For a \ll a_c we have:
\left(\dfrac{a_c}{a}\right)^3 \gg 1 \;\Rightarrow\; S(a) \approx S_\infty \left(\dfrac{a}{a_c}\right)^3 \propto a^3.For a \gg a_c we obtain:
S(a) \to S_\infty = \text{const}.The logarithmic derivative is then:
\dfrac{d \ln S}{d \ln a} = \dfrac{3}{1 + \left(\dfrac{a}{a_c}\right)^3}.Substituting into the main relation for w_{\mathrm{eff}}(a),
w_{\mathrm{eff}}(a) = -1 + \dfrac{1}{3}\,\dfrac{d \ln S}{d \ln a} = -1 + \dfrac{1}{1 + \left(\dfrac{a}{a_c}\right)^3}.The limiting regimes are:
- Early times (a \ll a_c): (a/a_c)^3 \to 0 and w_{\mathrm{eff}} \approx -1 + 1 = 0, i.e. the Universe behaves like pressureless matter, with no explicit dark energy.
- Late times (a \gg a_c): (a/a_c)^3 \to \infty and w_{\mathrm{eff}} \to -1, i.e. the Universe asymptotically approaches a de Sitter–like accelerated expansion.
Thus, a single informational law S(a) reproduces both a decelerating, matter-dominated phase at early times and a late-time accelerated expansion, with asymptotic w \to -1, without introducing dark energy as a separate fluid. In this picture, the effective “cosmological constant” is determined by the saturation value S_\infty, since S \propto H^{-2} implies:
H^2 \to H_\infty^2 \propto 1 / S_\infty.5. Interpretation in the GIEST Framework
In GIEST language:
- The informational boundary (cosmological horizon) stores the effective description of all accessible states of the Universe.
- The internal volume (geometry and matter fields) is a materialization or projection of this informational layer.
- The growth law S(a) is primary: it encodes how many configurations the Universe is “allowed” to explore as it evolves.

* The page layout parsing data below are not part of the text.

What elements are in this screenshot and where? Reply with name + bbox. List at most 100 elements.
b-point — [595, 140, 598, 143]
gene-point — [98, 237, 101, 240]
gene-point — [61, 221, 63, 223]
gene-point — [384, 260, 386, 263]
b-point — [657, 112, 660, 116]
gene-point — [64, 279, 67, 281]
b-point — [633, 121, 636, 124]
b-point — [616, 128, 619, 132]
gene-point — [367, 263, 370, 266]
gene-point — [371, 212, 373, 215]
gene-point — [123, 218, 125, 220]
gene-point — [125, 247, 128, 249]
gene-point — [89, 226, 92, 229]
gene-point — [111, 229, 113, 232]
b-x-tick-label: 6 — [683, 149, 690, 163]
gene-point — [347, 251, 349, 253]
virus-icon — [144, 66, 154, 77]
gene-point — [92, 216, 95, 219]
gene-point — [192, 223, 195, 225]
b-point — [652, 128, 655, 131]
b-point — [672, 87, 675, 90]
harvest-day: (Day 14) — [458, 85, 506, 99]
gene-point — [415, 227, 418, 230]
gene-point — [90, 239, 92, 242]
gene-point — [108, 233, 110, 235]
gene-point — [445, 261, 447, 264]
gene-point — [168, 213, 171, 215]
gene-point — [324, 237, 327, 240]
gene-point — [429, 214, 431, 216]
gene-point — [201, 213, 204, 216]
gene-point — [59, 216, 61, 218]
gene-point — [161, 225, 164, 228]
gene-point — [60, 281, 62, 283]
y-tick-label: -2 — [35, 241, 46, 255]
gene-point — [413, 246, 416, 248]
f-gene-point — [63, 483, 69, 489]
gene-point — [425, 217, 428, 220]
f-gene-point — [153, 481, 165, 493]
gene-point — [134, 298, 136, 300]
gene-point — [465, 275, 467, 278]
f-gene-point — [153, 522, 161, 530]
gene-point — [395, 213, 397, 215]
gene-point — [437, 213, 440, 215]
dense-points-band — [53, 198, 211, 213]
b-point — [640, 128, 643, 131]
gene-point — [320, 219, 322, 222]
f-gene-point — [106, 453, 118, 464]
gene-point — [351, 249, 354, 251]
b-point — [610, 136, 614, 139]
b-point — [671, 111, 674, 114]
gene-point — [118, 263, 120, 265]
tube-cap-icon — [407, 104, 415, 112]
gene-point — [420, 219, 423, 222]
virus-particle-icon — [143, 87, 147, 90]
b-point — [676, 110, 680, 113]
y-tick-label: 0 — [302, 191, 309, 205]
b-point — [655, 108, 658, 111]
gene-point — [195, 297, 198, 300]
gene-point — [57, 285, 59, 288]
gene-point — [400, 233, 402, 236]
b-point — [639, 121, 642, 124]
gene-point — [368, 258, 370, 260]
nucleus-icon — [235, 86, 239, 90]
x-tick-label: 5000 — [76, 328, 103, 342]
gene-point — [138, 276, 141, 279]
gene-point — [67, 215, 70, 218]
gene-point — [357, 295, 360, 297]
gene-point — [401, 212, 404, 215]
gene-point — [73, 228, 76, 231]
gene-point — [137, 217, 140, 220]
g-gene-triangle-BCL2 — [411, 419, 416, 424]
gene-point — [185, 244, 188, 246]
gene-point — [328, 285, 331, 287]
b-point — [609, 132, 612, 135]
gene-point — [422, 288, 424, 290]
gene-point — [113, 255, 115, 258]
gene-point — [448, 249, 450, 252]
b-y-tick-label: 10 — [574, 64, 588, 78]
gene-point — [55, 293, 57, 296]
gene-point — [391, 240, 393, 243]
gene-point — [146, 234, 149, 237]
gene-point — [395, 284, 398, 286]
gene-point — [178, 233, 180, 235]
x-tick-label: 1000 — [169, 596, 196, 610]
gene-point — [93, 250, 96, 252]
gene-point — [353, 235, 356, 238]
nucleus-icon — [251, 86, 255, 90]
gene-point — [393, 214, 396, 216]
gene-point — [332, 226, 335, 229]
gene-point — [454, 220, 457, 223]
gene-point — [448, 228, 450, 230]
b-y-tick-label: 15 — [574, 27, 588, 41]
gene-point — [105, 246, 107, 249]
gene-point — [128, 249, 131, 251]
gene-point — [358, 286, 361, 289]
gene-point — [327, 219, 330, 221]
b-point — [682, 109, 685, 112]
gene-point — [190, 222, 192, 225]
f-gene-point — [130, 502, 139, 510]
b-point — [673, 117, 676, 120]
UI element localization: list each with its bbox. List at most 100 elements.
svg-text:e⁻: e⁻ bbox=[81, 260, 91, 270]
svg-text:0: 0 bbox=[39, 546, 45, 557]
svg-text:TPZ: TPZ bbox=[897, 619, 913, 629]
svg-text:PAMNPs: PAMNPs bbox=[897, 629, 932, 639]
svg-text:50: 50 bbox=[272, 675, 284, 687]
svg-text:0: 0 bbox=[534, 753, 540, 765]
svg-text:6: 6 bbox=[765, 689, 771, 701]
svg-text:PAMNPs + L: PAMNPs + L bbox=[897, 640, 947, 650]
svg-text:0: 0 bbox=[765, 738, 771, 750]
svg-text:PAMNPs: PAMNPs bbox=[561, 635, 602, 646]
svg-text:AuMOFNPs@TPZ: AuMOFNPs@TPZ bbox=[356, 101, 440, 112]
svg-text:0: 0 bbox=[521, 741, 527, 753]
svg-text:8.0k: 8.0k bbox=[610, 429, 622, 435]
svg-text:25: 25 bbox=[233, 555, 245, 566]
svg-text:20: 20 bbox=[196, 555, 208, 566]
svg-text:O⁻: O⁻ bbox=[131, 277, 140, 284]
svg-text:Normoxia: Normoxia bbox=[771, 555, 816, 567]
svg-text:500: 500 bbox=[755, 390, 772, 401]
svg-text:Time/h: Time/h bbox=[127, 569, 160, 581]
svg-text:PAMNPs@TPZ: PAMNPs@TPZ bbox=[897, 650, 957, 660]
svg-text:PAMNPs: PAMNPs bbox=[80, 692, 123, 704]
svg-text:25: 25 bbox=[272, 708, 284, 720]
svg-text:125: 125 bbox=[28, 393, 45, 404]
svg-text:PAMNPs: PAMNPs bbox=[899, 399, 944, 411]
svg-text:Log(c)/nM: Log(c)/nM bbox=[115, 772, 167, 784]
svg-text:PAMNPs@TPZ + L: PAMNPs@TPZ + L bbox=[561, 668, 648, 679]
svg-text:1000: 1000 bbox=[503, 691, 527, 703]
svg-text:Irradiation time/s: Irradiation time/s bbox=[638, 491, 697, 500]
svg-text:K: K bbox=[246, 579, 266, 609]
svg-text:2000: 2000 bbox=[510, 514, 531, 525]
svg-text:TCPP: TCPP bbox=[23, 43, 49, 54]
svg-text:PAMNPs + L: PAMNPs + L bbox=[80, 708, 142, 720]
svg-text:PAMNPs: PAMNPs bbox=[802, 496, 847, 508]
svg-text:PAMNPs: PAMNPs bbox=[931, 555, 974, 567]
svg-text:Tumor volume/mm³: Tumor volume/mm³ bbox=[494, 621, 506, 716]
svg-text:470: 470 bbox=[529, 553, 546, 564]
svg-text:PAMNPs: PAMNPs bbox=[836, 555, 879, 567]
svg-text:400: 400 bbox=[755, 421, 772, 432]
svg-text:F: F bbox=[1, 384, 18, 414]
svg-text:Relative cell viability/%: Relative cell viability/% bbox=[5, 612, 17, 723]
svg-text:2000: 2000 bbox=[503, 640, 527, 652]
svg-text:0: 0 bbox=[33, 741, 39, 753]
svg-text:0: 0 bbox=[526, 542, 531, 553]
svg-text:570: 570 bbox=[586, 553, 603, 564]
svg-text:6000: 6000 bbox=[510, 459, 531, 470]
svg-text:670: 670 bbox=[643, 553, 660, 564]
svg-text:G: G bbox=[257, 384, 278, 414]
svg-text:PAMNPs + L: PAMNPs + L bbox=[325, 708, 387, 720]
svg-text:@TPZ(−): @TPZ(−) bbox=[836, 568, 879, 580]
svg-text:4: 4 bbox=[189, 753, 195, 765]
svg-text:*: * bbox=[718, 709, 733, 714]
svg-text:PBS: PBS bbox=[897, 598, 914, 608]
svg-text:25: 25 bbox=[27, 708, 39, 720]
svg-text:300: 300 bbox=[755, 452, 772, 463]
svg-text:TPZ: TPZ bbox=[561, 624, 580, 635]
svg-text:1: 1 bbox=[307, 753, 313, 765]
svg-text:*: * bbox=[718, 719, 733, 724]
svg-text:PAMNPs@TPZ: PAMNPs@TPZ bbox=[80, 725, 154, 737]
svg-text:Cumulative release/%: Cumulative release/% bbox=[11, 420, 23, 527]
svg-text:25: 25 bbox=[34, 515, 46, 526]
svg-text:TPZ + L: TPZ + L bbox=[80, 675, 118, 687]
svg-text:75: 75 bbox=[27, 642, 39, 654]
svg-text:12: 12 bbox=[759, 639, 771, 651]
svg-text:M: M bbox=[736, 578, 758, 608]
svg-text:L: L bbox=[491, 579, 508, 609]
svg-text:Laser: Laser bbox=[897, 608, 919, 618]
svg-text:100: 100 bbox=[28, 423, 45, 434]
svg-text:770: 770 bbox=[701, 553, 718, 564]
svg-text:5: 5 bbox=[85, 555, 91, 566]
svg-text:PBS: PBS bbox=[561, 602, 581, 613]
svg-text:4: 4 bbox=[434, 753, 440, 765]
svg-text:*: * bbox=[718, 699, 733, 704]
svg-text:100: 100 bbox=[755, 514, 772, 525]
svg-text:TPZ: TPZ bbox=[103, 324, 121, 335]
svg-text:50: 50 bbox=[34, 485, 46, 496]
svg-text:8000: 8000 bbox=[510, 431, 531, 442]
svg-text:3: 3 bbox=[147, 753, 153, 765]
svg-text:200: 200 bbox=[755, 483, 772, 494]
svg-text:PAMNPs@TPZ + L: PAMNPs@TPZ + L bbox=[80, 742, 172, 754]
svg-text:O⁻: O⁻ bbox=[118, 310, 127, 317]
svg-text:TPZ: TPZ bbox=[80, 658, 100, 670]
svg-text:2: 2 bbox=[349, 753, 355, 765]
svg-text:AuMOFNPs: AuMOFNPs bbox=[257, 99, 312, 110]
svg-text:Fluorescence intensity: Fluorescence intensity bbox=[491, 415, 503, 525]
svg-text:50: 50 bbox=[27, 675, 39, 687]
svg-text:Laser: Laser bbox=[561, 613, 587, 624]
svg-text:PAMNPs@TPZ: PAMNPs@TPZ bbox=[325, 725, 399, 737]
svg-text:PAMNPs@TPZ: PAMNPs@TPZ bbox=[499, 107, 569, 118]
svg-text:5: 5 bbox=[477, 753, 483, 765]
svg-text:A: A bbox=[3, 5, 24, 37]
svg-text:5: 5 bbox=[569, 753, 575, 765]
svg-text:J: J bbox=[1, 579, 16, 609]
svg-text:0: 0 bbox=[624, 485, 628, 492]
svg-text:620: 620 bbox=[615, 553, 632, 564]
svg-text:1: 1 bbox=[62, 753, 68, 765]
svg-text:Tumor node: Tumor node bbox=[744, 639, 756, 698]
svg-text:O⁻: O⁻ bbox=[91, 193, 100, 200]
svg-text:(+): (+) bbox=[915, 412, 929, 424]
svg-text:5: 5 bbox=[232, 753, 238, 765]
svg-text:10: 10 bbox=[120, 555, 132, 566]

The standard ΛCDM approach effectively says: there exists a dark-energy component with w \approx -1, and the Universe expands accordingly. The GIEST perspective replaces this by:
There exists a law of growth and saturation of horizon information S(a). The effective equation of state w_{\mathrm{eff}}(a) — and hence the expansion history — is a derived quantity: w_{\mathrm{eff}}(a) = -1 + \dfrac{1}{3}\,\dfrac{d \ln S}{d \ln a}. Late-time acceleration is not driven by a separate substance, but by the fact that the informational capacity of the horizon approaches its maximum S_\infty.
In this sense, the present construction does not “prove” the primacy of information in an absolute way, but it shows explicitly, in mathematical form, how one can take information on the Boundary as fundamental and treat both geometry and effective dark-energy behaviour as emergent from its evolution.